You can do this by completely draining the lines and letting the air dry outside. This will prevent any guests from entering the pool.


Step 6: The Skimmer

This is the rectangular plate that's usually attached to the side of your pool. It's like a basket that's used to hold debris. You’ll want to empty that basket before you get started. Not only will you want to remove those leaves and twigs, but you also want to know what’s inside.

You can either cover or not cover the skimmer plate. Since keeping the plate covered is important, we usually recommend doing it. However, if you have a pool with a lot of water, this may be a bit challenging.


Step 7: Pump and Filter

When it’s time to recharge, remove all drain plugs from your pump. You also want to remove the chlorinator and all of the hoses. These components can be found in a basket inside your pump. Store drain plugs in the pump basket so they can be easily found next spring.

Your filter is a place where all of the debris that comes from your water can be collected. It should be kept away from the water and drained before storing it.

If your sand filter has a multiport valve, set it to winterize and remove the drain plug.
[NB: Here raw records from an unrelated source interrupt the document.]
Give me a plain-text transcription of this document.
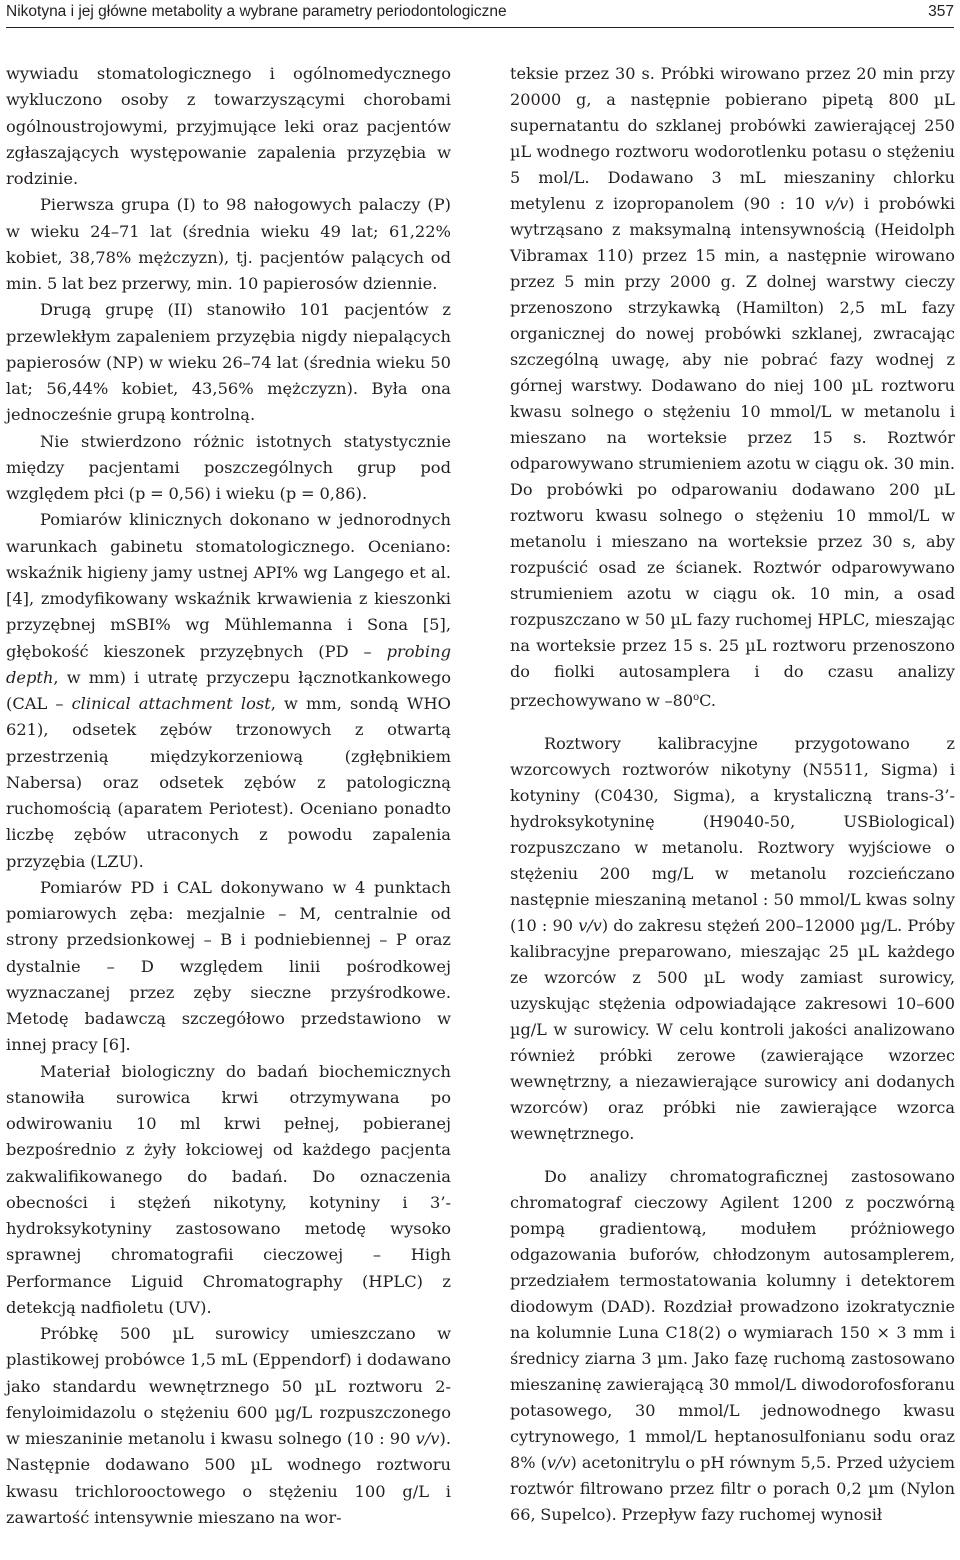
Nikotyna i jej główne metabolity a wybrane parametry periodontologiczne	357

wywiadu stomatologicznego i ogólnomedycznego wykluczono osoby z towarzyszącymi chorobami ogólnoustrojowymi, przyjmujące leki oraz pacjentów zgłaszających występowanie zapalenia przyzębia w rodzinie.

Pierwsza grupa (I) to 98 nałogowych palaczy (P) w wieku 24–71 lat (średnia wieku 49 lat; 61,22% kobiet, 38,78% mężczyzn), tj. pacjentów palących od min. 5 lat bez przerwy, min. 10 papierosów dziennie.

Drugą grupę (II) stanowiło 101 pacjentów z przewlekłym zapaleniem przyzębia nigdy niepalących papierosów (NP) w wieku 26–74 lat (średnia wieku 50 lat; 56,44% kobiet, 43,56% mężczyzn). Była ona jednocześnie grupą kontrolną.

Nie stwierdzono różnic istotnych statystycznie między pacjentami poszczególnych grup pod względem płci (p = 0,56) i wieku (p = 0,86).

Pomiarów klinicznych dokonano w jednorodnych warunkach gabinetu stomatologicznego. Oceniano: wskaźnik higieny jamy ustnej API% wg Langego et al. [4], zmodyfikowany wskaźnik krwawienia z kieszonki przyzębnej mSBI% wg Mühlemanna i Sona [5], głębokość kieszonek przyzębnych (PD – probing depth, w mm) i utratę przyczepu łącznotkankowego (CAL – clinical attachment lost, w mm, sondą WHO 621), odsetek zębów trzonowych z otwartą przestrzenią międzykorzeniową (zgłębnikiem Nabersa) oraz odsetek zębów z patologiczną ruchomością (aparatem Periotest). Oceniano ponadto liczbę zębów utraconych z powodu zapalenia przyzębia (LZU).

Pomiarów PD i CAL dokonywano w 4 punktach pomiarowych zęba: mezjalnie – M, centralnie od strony przedsionkowej – B i podniebiennej – P oraz dystalnie – D względem linii pośrodkowej wyznaczanej przez zęby sieczne przyśrodkowe. Metodę badawczą szczegółowo przedstawiono w innej pracy [6].

Materiał biologiczny do badań biochemicznych stanowiła surowica krwi otrzymywana po odwirowaniu 10 ml krwi pełnej, pobieranej bezpośrednio z żyły łokciowej od każdego pacjenta zakwalifikowanego do badań. Do oznaczenia obecności i stężeń nikotyny, kotyniny i 3’-hydroksykotyniny zastosowano metodę wysoko sprawnej chromatografii cieczowej – High Performance Liguid Chromatography (HPLC) z detekcją nadfioletu (UV).

Próbkę 500 µL surowicy umieszczano w plastikowej probówce 1,5 mL (Eppendorf) i dodawano jako standardu wewnętrznego 50 µL roztworu 2-fenyloimidazolu o stężeniu 600 µg/L rozpuszczonego w mieszaninie metanolu i kwasu solnego (10 : 90 v/v). Następnie dodawano 500 µL wodnego roztworu kwasu trichlorooctowego o stężeniu 100 g/L i zawartość intensywnie mieszano na wor-

teksie przez 30 s. Próbki wirowano przez 20 min przy 20000 g, a następnie pobierano pipetą 800 µL supernatantu do szklanej probówki zawierającej 250 µL wodnego roztworu wodorotlenku potasu o stężeniu 5 mol/L. Dodawano 3 mL mieszaniny chlorku metylenu z izopropanolem (90 : 10 v/v) i probówki wytrząsano z maksymalną intensywnością (Heidolph Vibramax 110) przez 15 min, a następnie wirowano przez 5 min przy 2000 g. Z dolnej warstwy cieczy przenoszono strzykawką (Hamilton) 2,5 mL fazy organicznej do nowej probówki szklanej, zwracając szczególną uwagę, aby nie pobrać fazy wodnej z górnej warstwy. Dodawano do niej 100 µL roztworu kwasu solnego o stężeniu 10 mmol/L w metanolu i mieszano na worteksie przez 15 s. Roztwór odparowywano strumieniem azotu w ciągu ok. 30 min. Do probówki po odparowaniu dodawano 200 µL roztworu kwasu solnego o stężeniu 10 mmol/L w metanolu i mieszano na worteksie przez 30 s, aby rozpuścić osad ze ścianek. Roztwór odparowywano strumieniem azotu w ciągu ok. 10 min, a osad rozpuszczano w 50 µL fazy ruchomej HPLC, mieszając na worteksie przez 15 s. 25 µL roztworu przenoszono do fiolki autosamplera i do czasu analizy przechowywano w –80$^o$C.

Roztwory kalibracyjne przygotowano z wzorcowych roztworów nikotyny (N5511, Sigma) i kotyniny (C0430, Sigma), a krystaliczną trans-3’-hydroksykotyninę (H9040-50, USBiological) rozpuszczano w metanolu. Roztwory wyjściowe o stężeniu 200 mg/L w metanolu rozcieńczano następnie mieszaniną metanol : 50 mmol/L kwas solny (10 : 90 v/v) do zakresu stężeń 200–12000 µg/L. Próby kalibracyjne preparowano, mieszając 25 µL każdego ze wzorców z 500 µL wody zamiast surowicy, uzyskując stężenia odpowiadające zakresowi 10–600 µg/L w surowicy. W celu kontroli jakości analizowano również próbki zerowe (zawierające wzorzec wewnętrzny, a niezawierające surowicy ani dodanych wzorców) oraz próbki nie zawierające wzorca wewnętrznego.

Do analizy chromatograficznej zastosowano chromatograf cieczowy Agilent 1200 z poczwórną pompą gradientową, modułem próżniowego odgazowania buforów, chłodzonym autosamplerem, przedziałem termostatowania kolumny i detektorem diodowym (DAD). Rozdział prowadzono izokratycznie na kolumnie Luna C18(2) o wymiarach 150 × 3 mm i średnicy ziarna 3 µm. Jako fazę ruchomą zastosowano mieszaninę zawierającą 30 mmol/L diwodorofosforanu potasowego, 30 mmol/L jednowodnego kwasu cytrynowego, 1 mmol/L heptanosulfonianu sodu oraz 8% (v/v) acetonitrylu o pH równym 5,5. Przed użyciem roztwór filtrowano przez filtr o porach 0,2 µm (Nylon 66, Supelco). Przepływ fazy ruchomej wynosił
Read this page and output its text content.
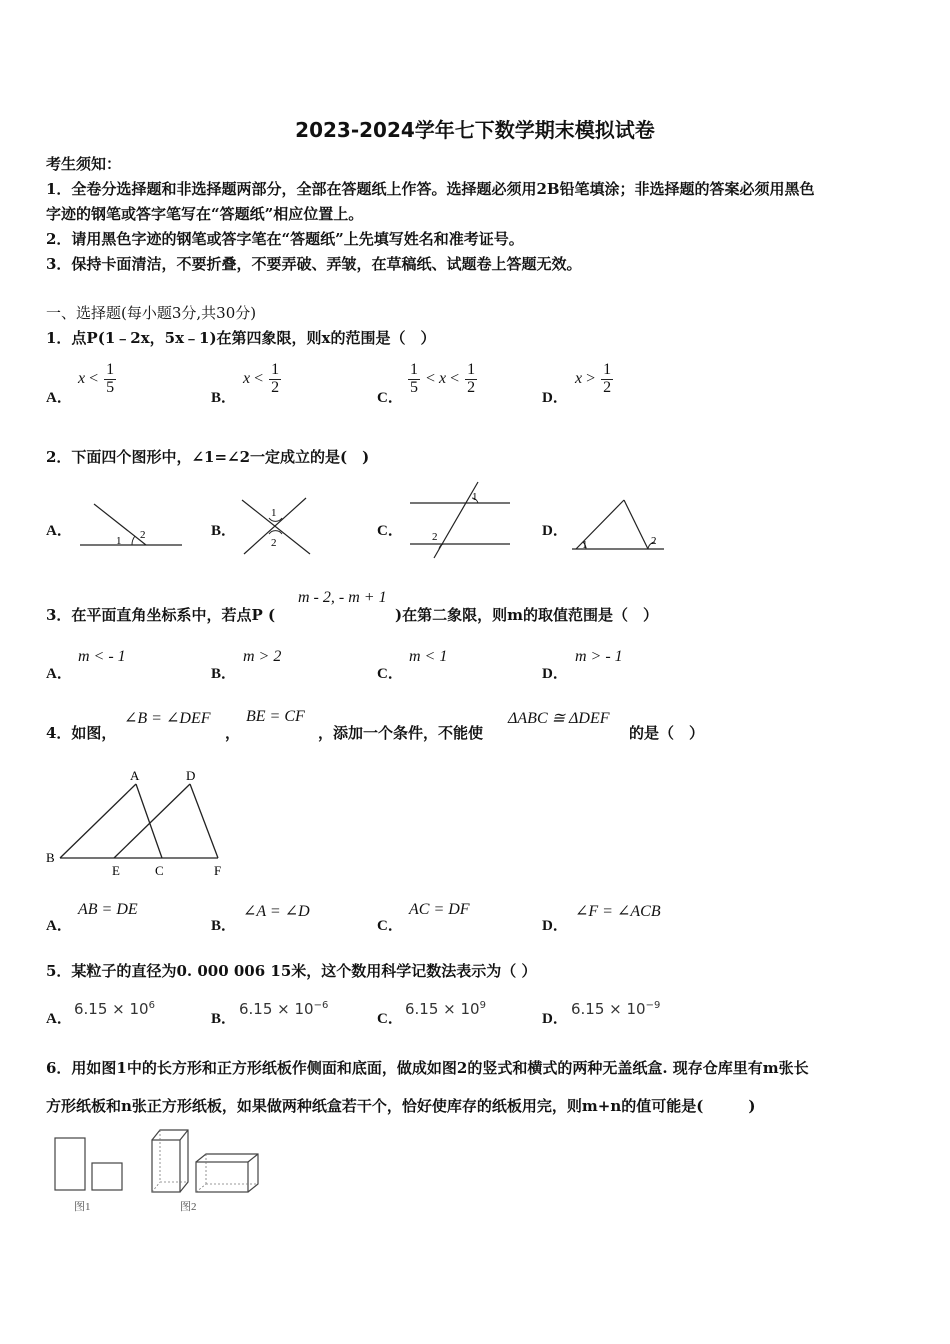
2023-2024学年七下数学期末模拟试卷
考生须知：
1．全卷分选择题和非选择题两部分，全部在答题纸上作答。选择题必须用2B铅笔填涂；非选择题的答案必须用黑色
字迹的钢笔或答字笔写在“答题纸”相应位置上。
2．请用黑色字迹的钢笔或答字笔在“答题纸”上先填写姓名和准考证号。
3．保持卡面清洁，不要折叠，不要弄破、弄皱，在草稿纸、试题卷上答题无效。
一、选择题(每小题3分,共30分)
1．点P(1﹣2x，5x﹣1)在第四象限，则x的范围是（　）
A．
$x < \frac{1}{5}$
B．
$x < \frac{1}{2}$
C．
$\frac{1}{5} < x < \frac{1}{2}$
D．
$x > \frac{1}{2}$
2．下面四个图形中，∠1=∠2一定成立的是(　)
A．
1 2	B．
1
2
C．
1
2	D．
1	2
3．在平面直角坐标系中，若点P (
m - 2, - m + 1
)在第二象限，则m的取值范围是（　）
A．
m < - 1
B．
m > 2
C．
m < 1
D．
m > - 1
4．如图，
∠B = ∠DEF
，
BE = CF
，添加一个条件，不能使
ΔABC ≅ ΔDEF
的是（　）
A	D
B
E	C	F
A．
AB = DE
B．
∠A = ∠D
C．
AC = DF
D．
∠F = ∠ACB
5．某粒子的直径为0. 000 006 15米，这个数用科学记数法表示为（ ）
A．
$6.15 \times 10^6$
B．
$6.15 \times 10^{-6}$
C．
$6.15 \times 10^9$
D．
$6.15 \times 10^{-9}$
6．用如图1中的长方形和正方形纸板作侧面和底面，做成如图2的竖式和横式的两种无盖纸盒. 现存仓库里有m张长
方形纸板和n张正方形纸板，如果做两种纸盒若干个，恰好使库存的纸板用完，则m+n的值可能是(　　　)
图1	图2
For cartridge filters, simply take the cartridge out and store it inside. You can also store it inside a pool filter cleaner.

For diatomaceous earth (DE) filters, remove all of the water from the pump and filter and then rinse off with a hose to remove any excess.


Step 8: Remove Those Accessories

Having the proper equipment and accessories on hand will help keep your pool clean and prevent damage. Having pool ladders and other accessories removed will also help avoid getting stuck with them all season.

If you have a saltwater pool, then it’s time to get rid of the chlorine generator. Aside from keeping it in place, draining it will also help conserve the water in the pool.


Step 9: Drain Part of Your Pool Or Don’t

Having a low water level will help prevent freezing damage, but it should be kept in check to avoid damaging the pool walls. Just under the skimmer will do the trick.

You can do it yourself with a submersible pump. Just make sure that it’s working properly and that you don’t accidentally take too much water out.

Also, make sure that the water you drain is properly treated.


Step 10: Install a Winter Pillow & Cover

Having an ice compensator or pool air pillow will protect both the pool's walls and the bottom half of the cover from the damage caused by ice or snow.

Put the pillow in the middle of the pool. Make sure that the corners are secure. Also, make sure that the air pillow is inflated to its full capacity. Protect your pillow from the cold by inflating it with duct tape. This will prevent it from getting damaged by the harsh weather.

Winter covers are designed to keep your pool water clean and safe from debris and contaminants, while protecting the chemicals that are used to make it safe. They can also make sure that all gaps are gone.

When it rains or snows, the center of the pool cover will eventually have a puddle of water. Don’t panic, though: It will eventually sink into your pool.


... and Look Forward For The Next Season!

The season has come to a close, and it’s time to look forward to the next one. Since it was a great season, and since we all took the time to close our pool the right way, next year’s season will be a splash.



This post was originally published on Pool Parts To Go


If you have any other questions about pool and spa products please do let us know - we are here to help!